As the only city in the world that straddles two continents, Istanbul has played a central role in much of European and Asian history. Originally founded as Byzantium around 660 B.C., it was renamed New Rome by Constantine the Great, but quickly became known as Constantinople; the name Istanbul was proclaimed by Sultan Mehmed II in 1453. Even though the city’s various incarnations have served as the capital of Rome and the Ottoman Empire, Ankara is the Turkish capital today. Located in the Marmara region of Turkey, which borders Greece, Bulgaria, and the Black and Aegean Seas, the city experiences hot and humid summer months, making spring and fall more desirable times to visit. Despite its southerly maritime location, snow is not uncommon.
The vast majority of Istanbulites are Muslim, which accounts for the more than 3,000 mosques whose spires dot the skyline. As one of the world’s most populous cities, with more people than all of Belgium, Istanbul regularly suffers from traffic congestion, so using the relatively small—but nonetheless impressive—metro can save time and aggravation. The nargile (Turkish water pipe or hookah) does not play as an important role in society as it once did, but it’s still quite common, particularly among men.
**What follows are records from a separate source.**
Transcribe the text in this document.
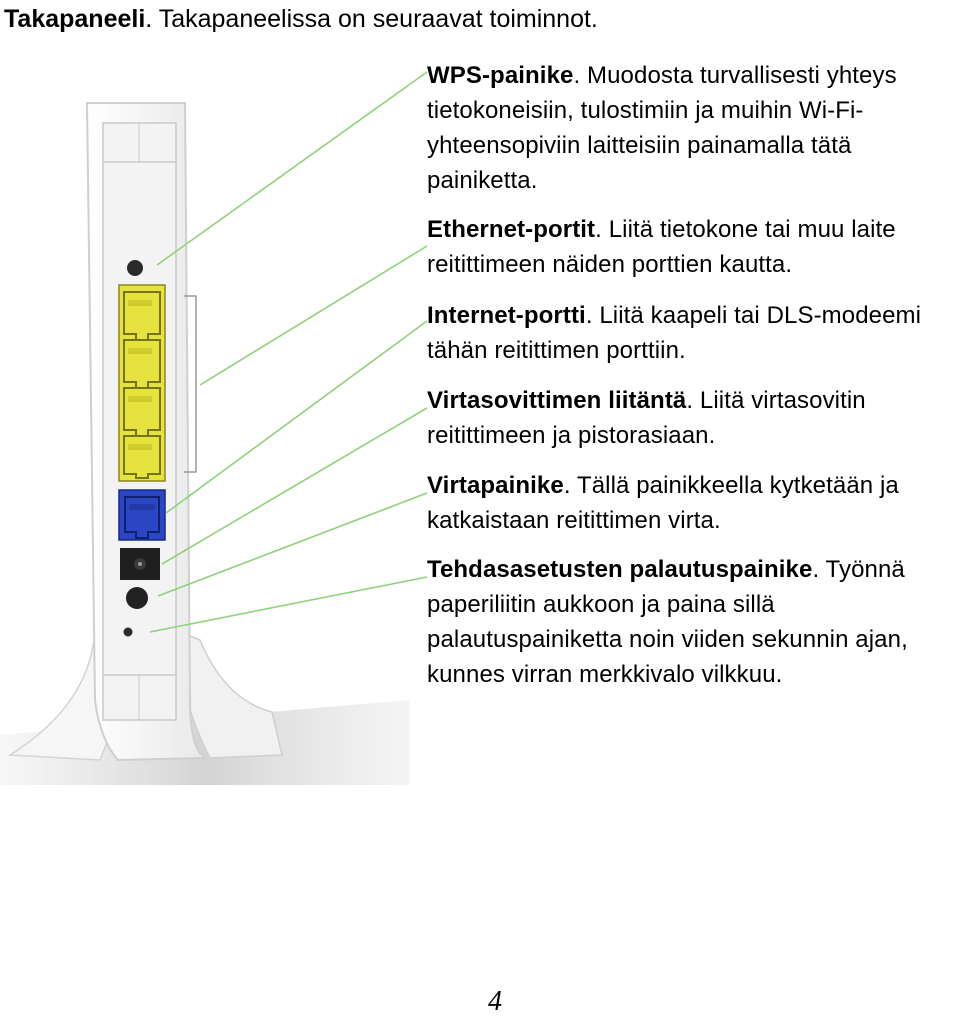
Takapaneeli. Takapaneelissa on seuraavat toiminnot.
WPS-painike. Muodosta turvallisesti yhteys tietokoneisiin, tulostimiin ja muihin Wi-Fi-yhteensopiviin laitteisiin painamalla tätä painiketta.
Ethernet-portit. Liitä tietokone tai muu laite reitittimeen näiden porttien kautta.
Internet-portti. Liitä kaapeli tai DLS-modeemi tähän reitittimen porttiin.
Virtasovittimen liitäntä. Liitä virtasovitin reitittimeen ja pistorasiaan.
Virtapainike. Tällä painikkeella kytketään ja katkaistaan reitittimen virta.
Tehdasasetusten palautuspainike. Työnnä paperiliitin aukkoon ja paina sillä palautuspainiketta noin viiden sekunnin ajan, kunnes virran merkkivalo vilkkuu.
4
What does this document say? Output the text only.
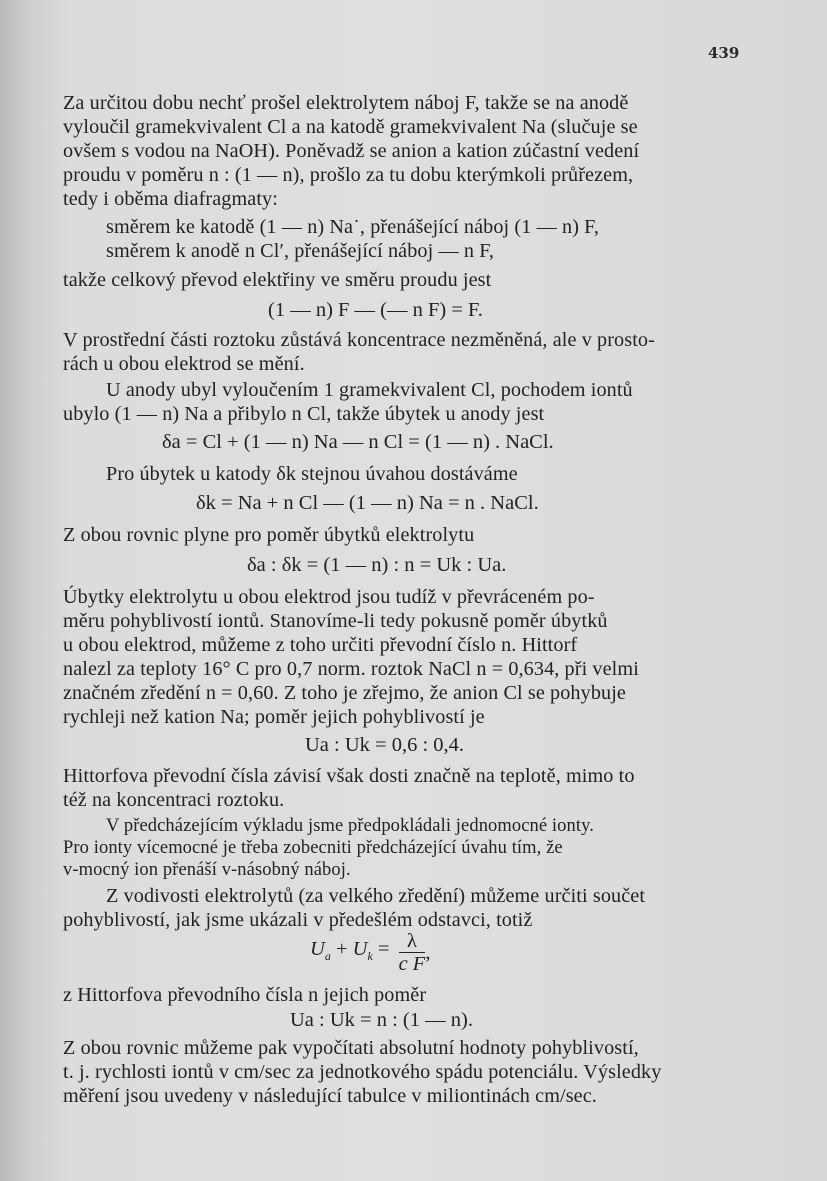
439
Za určitou dobu nechť prošel elektrolytem náboj F, takže se na anodě
vyloučil gramekvivalent Cl a na katodě gramekvivalent Na (slučuje se
ovšem s vodou na NaOH). Poněvadž se anion a kation zúčastní vedení
proudu v poměru n : (1 — n), prošlo za tu dobu kterýmkoli průřezem,
tedy i oběma diafragmaty:
směrem ke katodě (1 — n) Na˙, přenášející náboj (1 — n) F,
směrem k anodě n Cl′, přenášející náboj — n F,
takže celkový převod elektřiny ve směru proudu jest
(1 — n) F — (— n F) = F.
V prostřední části roztoku zůstává koncentrace nezměněná, ale v prosto-
rách u obou elektrod se mění.
U anody ubyl vyloučením 1 gramekvivalent Cl, pochodem iontů
ubylo (1 — n) Na a přibylo n Cl, takže úbytek u anody jest
δa = Cl + (1 — n) Na — n Cl = (1 — n) . NaCl.
Pro úbytek u katody δk stejnou úvahou dostáváme
δk = Na + n Cl — (1 — n) Na = n . NaCl.
Z obou rovnic plyne pro poměr úbytků elektrolytu
δa : δk = (1 — n) : n = Uk : Ua.
Úbytky elektrolytu u obou elektrod jsou tudíž v převráceném po-
měru pohyblivostí iontů. Stanovíme-li tedy pokusně poměr úbytků
u obou elektrod, můžeme z toho určiti převodní číslo n. Hittorf
nalezl za teploty 16° C pro 0,7 norm. roztok NaCl n = 0,634, při velmi
značném zředění n = 0,60. Z toho je zřejmo, že anion Cl se pohybuje
rychleji než kation Na; poměr jejich pohyblivostí je
Ua : Uk = 0,6 : 0,4.
Hittorfova převodní čísla závisí však dosti značně na teplotě, mimo to
též na koncentraci roztoku.
V předcházejícím výkladu jsme předpokládali jednomocné ionty.
Pro ionty vícemocné je třeba zobecniti předcházející úvahu tím, že
v-mocný ion přenáší v-násobný náboj.
Z vodivosti elektrolytů (za velkého zředění) můžeme určiti součet
pohyblivostí, jak jsme ukázali v předešlém odstavci, totiž
$U_a + U_k = \frac{\lambda}{\text{c F}}$ ,
z Hittorfova převodního čísla n jejich poměr
Ua : Uk = n : (1 — n).
Z obou rovnic můžeme pak vypočítati absolutní hodnoty pohyblivostí,
t. j. rychlosti iontů v cm/sec za jednotkového spádu potenciálu. Výsledky
měření jsou uvedeny v následující tabulce v miliontinách cm/sec.
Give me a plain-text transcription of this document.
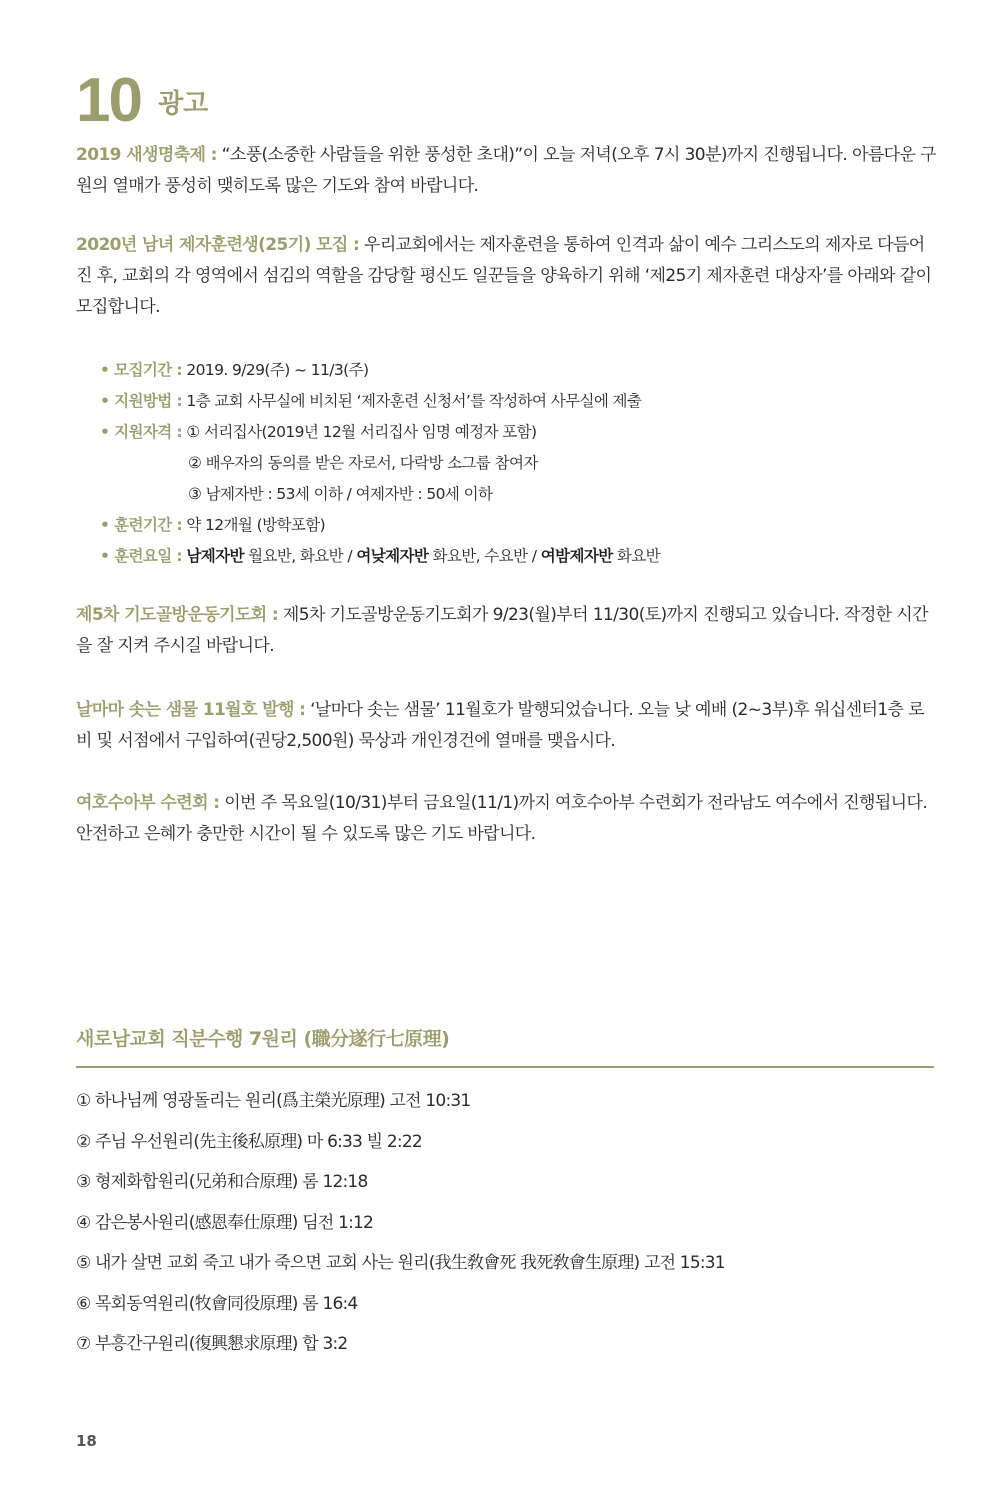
10 광고

2019 새생명축제 : “소풍(소중한 사람들을 위한 풍성한 초대)”이 오늘 저녁(오후 7시 30분)까지 진행됩니다. 아름다운 구원의 열매가 풍성히 맺히도록 많은 기도와 참여 바랍니다.

2020년 남녀 제자훈련생(25기) 모집 : 우리교회에서는 제자훈련을 통하여 인격과 삶이 예수 그리스도의 제자로 다듬어진 후, 교회의 각 영역에서 섬김의 역할을 감당할 평신도 일꾼들을 양육하기 위해 ‘제25기 제자훈련 대상자’를 아래와 같이 모집합니다.

• 모집기간 : 2019. 9/29(주) ~ 11/3(주)
• 지원방법 : 1층 교회 사무실에 비치된 ‘제자훈련 신청서’를 작성하여 사무실에 제출
• 지원자격 : ① 서리집사(2019년 12월 서리집사 임명 예정자 포함)
② 배우자의 동의를 받은 자로서, 다락방 소그룹 참여자
③ 남제자반 : 53세 이하 / 여제자반 : 50세 이하
• 훈련기간 : 약 12개월 (방학포함)
• 훈련요일 : 남제자반 월요반, 화요반 / 여낮제자반 화요반, 수요반 / 여밤제자반 화요반

제5차 기도골방운동기도회 : 제5차 기도골방운동기도회가 9/23(월)부터 11/30(토)까지 진행되고 있습니다. 작정한 시간을 잘 지켜 주시길 바랍니다.

날마마 솟는 샘물 11월호 발행 : ‘날마다 솟는 샘물’ 11월호가 발행되었습니다. 오늘 낮 예배 (2~3부)후 워십센터1층 로비 및 서점에서 구입하여(권당2,500원) 묵상과 개인경건에 열매를 맺읍시다.

여호수아부 수련회 : 이번 주 목요일(10/31)부터 금요일(11/1)까지 여호수아부 수련회가 전라남도 여수에서 진행됩니다. 안전하고 은혜가 충만한 시간이 될 수 있도록 많은 기도 바랍니다.

새로남교회 직분수행 7원리 (職分遂行七原理)
① 하나님께 영광돌리는 원리(爲主榮光原理) 고전 10:31
② 주님 우선원리(先主後私原理) 마 6:33 빌 2:22
③ 형제화합원리(兄弟和合原理) 롬 12:18
④ 감은봉사원리(感恩奉仕原理) 딤전 1:12
⑤ 내가 살면 교회 죽고 내가 죽으면 교회 사는 원리(我生敎會死 我死敎會生原理) 고전 15:31
⑥ 목회동역원리(牧會同役原理) 롬 16:4
⑦ 부흥간구원리(復興懇求原理) 합 3:2
18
The city’s location at the crossroads of two continents has exposed Istanbul to various cuisines, although its staple dishes mainly reflect a Mediterranean influence.
Now a museum, Hagia Sophia formerly played a central role in the city’s religions, first as a Christian church and then as a mosque during Ottoman rule. The Sultan Ahmed Mosque, more commonly known the Blue Mosque, has been in use since its construction in the early 1600s. A visit to one of the remaining hamams (Turkish baths) provides a glimpse into a local lifestyle that has persisted for hundreds of years, with the Cağaloğlu Hamamı often cited as having the most impressive architecture. A visit to the Grand Bazaar is a feast for the senses, with more than 3,000 shops under one roof.
The Sultanahmet (Old City), the oldest part of the city and a UNESCO World Heritage site, contains the largest concentration of attractions, including the Hagia Sophia and Topkapi Palace, former residence of Ottoman emperors. Most of the nightlife can be found in Beyoğlu, one of the hippest neighborhoods and also the home of the Istanbul Modern, featuring the works of Turkish artists, and the Pera Palace Hotel, where the room in which Agatha Christie wrote Murder on the Orient Express is preserved as a museum. Istanbul’s location spanning the Bosporus Strait means there are plenty of maritime adventures to be had, including a visit to the serene Princes’ Islands, where horse and cart replace motorized vehicles (which are banned) as the transport of choice.